Comment by naasking

2 months ago

Notice how you're still specifying List types? That's not what I'm describing.

You're also just describing a SQL mapping tool, which is also not really it either, though maybe that would be part of the runtime invisible to the user. Define a temporary table whose shape is inferred from another query, that's durable and garbage collected when it's no longer in use, and make it look like you're writing code against any other collection type, and declaratively specify the time complexity of insert, delete and lookup operations, then you're close to what I'm after.

2 comments

naasking

ndriscoll 2 months ago

The explicit annotation on people is there for illustration. In real code it can be inferred from whatever the expression is (as the other lines are).

I don't think it's reasonable to specify the time complexity of insert/delete/lookup. For one, joins quickly make you care about multi-column indices and the precise order things are in and the exact queries you want to perform. e.g. if you join A with B, are your results sorted such that you can do a streaming join with C in the same order? This could be different for different code paths. Simply adding indices also adds maintenance overhead to each operation, which doesn't affect (what people usually mean by) the time complexity (it scales with number of indices, not dataset size), but is nonetheless important for real-world performance. Adding and dropping indexes on the fly can also be quite expensive if your dataset size is large enough to care about performance.

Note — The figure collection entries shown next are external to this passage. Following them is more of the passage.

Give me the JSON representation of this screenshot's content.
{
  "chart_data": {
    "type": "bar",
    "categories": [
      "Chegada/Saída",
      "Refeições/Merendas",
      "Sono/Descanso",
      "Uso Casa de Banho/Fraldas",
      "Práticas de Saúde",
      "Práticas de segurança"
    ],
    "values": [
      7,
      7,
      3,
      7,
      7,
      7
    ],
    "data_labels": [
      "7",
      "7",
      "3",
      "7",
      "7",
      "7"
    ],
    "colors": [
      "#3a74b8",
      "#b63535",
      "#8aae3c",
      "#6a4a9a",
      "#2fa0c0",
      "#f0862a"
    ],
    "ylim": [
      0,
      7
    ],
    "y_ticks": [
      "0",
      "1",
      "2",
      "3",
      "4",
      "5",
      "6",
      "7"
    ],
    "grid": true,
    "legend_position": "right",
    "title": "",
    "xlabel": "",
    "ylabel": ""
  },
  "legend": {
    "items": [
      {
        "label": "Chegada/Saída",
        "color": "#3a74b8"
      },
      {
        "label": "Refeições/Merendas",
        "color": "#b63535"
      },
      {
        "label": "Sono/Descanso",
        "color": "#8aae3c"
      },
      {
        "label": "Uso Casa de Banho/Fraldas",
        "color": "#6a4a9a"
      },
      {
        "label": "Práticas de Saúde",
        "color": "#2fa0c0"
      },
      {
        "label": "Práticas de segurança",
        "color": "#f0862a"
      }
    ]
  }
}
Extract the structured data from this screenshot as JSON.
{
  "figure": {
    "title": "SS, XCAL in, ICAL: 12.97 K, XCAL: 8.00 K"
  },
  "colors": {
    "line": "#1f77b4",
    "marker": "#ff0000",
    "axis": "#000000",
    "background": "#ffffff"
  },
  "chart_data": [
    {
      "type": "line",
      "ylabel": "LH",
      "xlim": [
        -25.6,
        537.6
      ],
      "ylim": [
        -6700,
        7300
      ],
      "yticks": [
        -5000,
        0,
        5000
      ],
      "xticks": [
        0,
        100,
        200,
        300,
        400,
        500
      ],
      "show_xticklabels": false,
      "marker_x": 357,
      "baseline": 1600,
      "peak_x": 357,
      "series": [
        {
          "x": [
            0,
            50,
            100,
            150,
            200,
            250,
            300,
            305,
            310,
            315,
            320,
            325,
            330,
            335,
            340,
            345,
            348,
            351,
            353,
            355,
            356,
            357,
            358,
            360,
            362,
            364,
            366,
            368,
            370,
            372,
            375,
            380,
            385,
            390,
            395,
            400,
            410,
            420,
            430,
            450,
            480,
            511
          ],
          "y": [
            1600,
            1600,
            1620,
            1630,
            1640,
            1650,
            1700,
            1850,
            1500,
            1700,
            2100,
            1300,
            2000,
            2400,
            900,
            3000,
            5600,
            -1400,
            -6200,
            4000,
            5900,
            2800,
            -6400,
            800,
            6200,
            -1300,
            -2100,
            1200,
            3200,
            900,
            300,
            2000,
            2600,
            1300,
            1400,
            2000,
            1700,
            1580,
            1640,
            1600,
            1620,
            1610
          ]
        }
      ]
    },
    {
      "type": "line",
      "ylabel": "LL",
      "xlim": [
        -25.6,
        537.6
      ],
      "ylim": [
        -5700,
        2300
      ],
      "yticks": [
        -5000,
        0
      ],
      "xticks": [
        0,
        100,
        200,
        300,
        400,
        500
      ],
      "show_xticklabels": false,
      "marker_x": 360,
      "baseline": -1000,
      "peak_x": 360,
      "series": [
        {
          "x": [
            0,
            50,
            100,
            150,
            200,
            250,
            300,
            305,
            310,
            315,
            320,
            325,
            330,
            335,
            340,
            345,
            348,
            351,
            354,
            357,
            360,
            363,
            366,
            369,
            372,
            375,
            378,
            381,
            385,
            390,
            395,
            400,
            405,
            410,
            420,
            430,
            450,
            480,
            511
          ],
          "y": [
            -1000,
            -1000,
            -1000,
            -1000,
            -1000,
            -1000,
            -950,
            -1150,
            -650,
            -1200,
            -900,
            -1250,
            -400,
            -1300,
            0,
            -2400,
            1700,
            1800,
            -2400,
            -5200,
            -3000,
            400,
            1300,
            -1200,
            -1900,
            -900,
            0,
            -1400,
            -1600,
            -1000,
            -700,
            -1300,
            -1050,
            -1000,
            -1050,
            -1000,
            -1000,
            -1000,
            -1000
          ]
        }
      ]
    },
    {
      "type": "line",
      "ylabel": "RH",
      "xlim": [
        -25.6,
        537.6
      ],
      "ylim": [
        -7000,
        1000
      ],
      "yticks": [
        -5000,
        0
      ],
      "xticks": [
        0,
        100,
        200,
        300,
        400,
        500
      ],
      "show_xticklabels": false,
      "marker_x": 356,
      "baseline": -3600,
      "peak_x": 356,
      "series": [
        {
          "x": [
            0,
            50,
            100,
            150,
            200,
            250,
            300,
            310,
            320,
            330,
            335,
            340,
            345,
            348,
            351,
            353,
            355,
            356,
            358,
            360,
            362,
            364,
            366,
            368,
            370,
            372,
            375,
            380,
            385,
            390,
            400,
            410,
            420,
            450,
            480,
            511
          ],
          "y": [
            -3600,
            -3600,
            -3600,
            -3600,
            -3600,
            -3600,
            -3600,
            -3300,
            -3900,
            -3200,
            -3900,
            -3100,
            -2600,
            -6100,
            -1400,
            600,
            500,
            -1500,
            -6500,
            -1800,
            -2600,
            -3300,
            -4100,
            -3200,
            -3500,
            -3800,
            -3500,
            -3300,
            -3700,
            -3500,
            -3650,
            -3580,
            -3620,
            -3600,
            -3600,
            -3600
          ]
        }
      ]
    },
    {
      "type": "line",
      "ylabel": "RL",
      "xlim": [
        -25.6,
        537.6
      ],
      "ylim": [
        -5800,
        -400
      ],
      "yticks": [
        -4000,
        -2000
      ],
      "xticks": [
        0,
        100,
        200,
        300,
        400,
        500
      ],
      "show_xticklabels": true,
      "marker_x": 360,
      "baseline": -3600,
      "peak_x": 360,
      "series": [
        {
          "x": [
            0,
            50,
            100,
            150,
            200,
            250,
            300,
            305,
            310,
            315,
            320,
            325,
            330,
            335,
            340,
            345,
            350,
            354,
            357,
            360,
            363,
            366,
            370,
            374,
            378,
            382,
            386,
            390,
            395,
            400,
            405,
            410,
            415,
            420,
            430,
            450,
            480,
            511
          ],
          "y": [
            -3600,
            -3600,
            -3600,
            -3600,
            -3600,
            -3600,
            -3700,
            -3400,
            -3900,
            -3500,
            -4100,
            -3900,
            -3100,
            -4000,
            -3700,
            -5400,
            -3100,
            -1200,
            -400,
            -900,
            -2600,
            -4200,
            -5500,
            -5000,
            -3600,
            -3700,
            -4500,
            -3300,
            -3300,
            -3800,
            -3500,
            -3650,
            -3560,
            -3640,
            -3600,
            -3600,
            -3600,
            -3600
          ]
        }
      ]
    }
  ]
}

That all said, you could probably get at what you mean by just specifying indices instead of complexity and treating an embedded sqlite table as a native mutable collection type with methods to create/drop indices and join with other tables. You could create the table in the constructor (maybe using Object.hash() for the name or otherwise anonymously naming it?) and drop it in the finalizer. Seems pretty doable in a clean way in Scala. In some sense, the query builders are almost doing this, but they tend to make you call `run` to go from statement to result instead of implicitly always using sqlite.

naasking 2 months ago

> In real code it can be inferred from whatever the expression is (as the other lines are).
What I meant is that there would be no explicit List<T> types, or array types, or hash tables, or trees, etc. Contiguity of the data is an implementation detail that doesn't matter for the vast majority of programming, much like how fields are packed in an object is almost completely irrelevant. Existing languages drive people to attend to these small details like collection choice that largely don't matter except in extreme circumstances (like game programming).
What it would have is something more like a Set<T ordered by T.X>, and maybe not even ordering should be specifiable as that's typically a detail of presentation/consumers of data. Restrictions are freeing, so the point is to eliminate many ill-advised premature optimizations and unnecessary internal details. Maybe the runtime will use one of those classic collections internally from the constraints you specify on the set, but the fundamental choice would not typically be visible.
> That all said, you could probably get at what you mean by just specifying indices instead of complexity and treating an embedded sqlite table as a native mutable collection type with methods to create/drop indices and join with other tables.
Yes, something like sqlite would likely be part of the runtime of such a language, and seems like the most straightforward way to prototype it. Anyway, I don't have a concrete semantics worked out so much as rough ideas of certain properties, and this is only one of them.